In our Homes and Everyday Usage
We use many of these resources in homes today: clay, shale, coal, salt, sandstone, gypsum, limestone, sand, gravel, and petroleum. They are used for parts of the house, outside, inside walls, and even for small little things such as doorknobs! Some examples are: windows are made of sand, silica, aluminum, and petroleum, and driveways are made of petroleum, sand, and gravel. We also use them in many everyday products, such as: soap is made with clay, peanut butter contains salt, and gypsum is included in many cupcakes!
Active vs Inactive Mines
The Rosebud Mining Company produces coal in both Ohio and Pennsylvania. There are three Rosebud mines found in Ohio. The company was founded in 1979 by Clifford Forrest. Some of the largest integrated steel companies in the world purchase from the Rosebud Mining Company.
Dessecker Coal Mine
Rosebud Mining Company
The Dessecker Coal Mine is located in New Philadelphia, Ohio.

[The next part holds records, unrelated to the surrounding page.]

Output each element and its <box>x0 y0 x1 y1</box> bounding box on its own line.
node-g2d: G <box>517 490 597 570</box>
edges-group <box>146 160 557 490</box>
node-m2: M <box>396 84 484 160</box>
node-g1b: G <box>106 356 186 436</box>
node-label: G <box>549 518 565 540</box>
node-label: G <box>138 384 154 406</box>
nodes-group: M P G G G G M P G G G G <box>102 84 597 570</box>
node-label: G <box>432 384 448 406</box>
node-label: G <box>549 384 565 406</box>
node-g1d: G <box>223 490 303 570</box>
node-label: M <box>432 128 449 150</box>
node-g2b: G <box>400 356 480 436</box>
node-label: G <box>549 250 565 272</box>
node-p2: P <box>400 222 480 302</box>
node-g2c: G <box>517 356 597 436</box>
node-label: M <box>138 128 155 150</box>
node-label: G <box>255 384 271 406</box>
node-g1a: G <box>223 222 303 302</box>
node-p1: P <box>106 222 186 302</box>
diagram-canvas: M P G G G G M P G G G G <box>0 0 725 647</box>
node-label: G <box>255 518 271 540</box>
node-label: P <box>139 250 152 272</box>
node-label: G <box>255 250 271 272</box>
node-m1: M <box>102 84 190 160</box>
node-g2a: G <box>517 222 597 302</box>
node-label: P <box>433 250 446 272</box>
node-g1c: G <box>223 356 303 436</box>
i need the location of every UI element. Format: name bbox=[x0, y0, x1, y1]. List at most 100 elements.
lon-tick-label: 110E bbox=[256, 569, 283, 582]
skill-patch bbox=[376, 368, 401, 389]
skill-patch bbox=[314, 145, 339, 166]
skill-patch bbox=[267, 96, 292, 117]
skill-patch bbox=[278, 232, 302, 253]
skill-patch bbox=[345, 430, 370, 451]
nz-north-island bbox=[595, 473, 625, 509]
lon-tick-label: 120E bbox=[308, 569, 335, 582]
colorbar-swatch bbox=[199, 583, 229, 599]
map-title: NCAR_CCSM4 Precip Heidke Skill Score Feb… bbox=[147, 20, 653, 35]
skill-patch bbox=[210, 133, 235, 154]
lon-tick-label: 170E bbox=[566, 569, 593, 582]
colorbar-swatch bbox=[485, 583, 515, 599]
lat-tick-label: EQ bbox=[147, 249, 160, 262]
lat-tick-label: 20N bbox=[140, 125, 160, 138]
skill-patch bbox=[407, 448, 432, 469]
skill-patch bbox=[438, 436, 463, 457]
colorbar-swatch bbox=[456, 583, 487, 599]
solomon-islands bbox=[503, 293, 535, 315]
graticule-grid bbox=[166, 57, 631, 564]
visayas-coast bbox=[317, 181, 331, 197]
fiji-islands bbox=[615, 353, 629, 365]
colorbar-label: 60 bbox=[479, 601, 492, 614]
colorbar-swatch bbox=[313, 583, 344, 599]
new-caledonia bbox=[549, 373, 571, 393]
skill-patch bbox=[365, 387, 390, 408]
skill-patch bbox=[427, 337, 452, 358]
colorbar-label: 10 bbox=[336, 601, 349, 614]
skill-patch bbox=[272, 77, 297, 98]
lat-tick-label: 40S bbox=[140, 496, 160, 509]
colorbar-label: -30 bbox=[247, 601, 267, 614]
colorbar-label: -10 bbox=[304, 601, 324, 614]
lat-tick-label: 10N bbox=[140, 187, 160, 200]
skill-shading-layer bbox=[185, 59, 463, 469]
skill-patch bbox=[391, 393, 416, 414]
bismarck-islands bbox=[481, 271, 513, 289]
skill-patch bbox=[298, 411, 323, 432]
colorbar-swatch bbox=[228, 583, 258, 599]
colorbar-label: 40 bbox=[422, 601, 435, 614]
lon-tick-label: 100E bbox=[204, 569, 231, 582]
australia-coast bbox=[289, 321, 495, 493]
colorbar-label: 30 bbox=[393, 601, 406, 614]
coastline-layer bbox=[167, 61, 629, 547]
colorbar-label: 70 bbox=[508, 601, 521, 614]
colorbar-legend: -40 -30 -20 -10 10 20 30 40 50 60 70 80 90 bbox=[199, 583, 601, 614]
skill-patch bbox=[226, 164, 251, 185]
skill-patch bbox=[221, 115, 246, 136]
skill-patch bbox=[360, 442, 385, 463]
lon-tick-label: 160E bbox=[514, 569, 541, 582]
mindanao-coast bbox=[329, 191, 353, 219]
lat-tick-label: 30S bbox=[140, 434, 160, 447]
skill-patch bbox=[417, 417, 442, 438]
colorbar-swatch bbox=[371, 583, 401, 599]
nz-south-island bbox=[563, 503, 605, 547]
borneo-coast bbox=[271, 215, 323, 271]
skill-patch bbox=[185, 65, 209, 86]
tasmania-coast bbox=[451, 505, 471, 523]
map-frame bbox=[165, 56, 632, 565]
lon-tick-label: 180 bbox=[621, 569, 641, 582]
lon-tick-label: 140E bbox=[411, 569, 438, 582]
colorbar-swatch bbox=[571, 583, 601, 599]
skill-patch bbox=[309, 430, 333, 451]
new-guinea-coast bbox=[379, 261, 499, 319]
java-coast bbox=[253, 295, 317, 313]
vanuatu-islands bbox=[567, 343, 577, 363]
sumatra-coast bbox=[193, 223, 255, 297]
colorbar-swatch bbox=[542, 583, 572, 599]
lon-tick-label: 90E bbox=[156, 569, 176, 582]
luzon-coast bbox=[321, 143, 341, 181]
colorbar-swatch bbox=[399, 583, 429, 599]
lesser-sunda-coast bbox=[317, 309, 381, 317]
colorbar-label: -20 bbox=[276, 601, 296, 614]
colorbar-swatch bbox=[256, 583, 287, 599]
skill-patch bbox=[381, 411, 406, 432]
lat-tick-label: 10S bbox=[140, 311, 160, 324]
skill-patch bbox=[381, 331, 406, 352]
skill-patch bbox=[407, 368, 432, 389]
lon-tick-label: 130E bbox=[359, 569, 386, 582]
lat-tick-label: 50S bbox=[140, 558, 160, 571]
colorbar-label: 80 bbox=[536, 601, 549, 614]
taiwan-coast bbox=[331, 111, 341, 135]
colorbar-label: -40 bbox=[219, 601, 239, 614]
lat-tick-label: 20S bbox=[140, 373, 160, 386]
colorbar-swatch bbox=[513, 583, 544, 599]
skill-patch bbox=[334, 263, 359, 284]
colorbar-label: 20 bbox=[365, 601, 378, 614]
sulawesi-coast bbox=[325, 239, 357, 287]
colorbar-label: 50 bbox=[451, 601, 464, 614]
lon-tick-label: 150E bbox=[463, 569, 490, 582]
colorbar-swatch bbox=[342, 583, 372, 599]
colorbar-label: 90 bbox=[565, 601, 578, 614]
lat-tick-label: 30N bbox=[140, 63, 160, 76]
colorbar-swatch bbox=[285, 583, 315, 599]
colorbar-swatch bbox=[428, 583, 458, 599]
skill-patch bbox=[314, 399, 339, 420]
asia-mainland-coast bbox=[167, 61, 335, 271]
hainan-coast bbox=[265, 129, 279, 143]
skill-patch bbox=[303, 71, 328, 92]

It was active from 1947 until 1995 and now sits as an inactive mine. Twin brothers Marion and Milton Dessecker ran the mine. From September to May, the brothers would mine coal. After the Federal Coal Mine Health & Safety Act was put into place in 1969, the same year the twins filed for abandonment. Behind locked gated, the Desseckers would continue mining coal until 1995.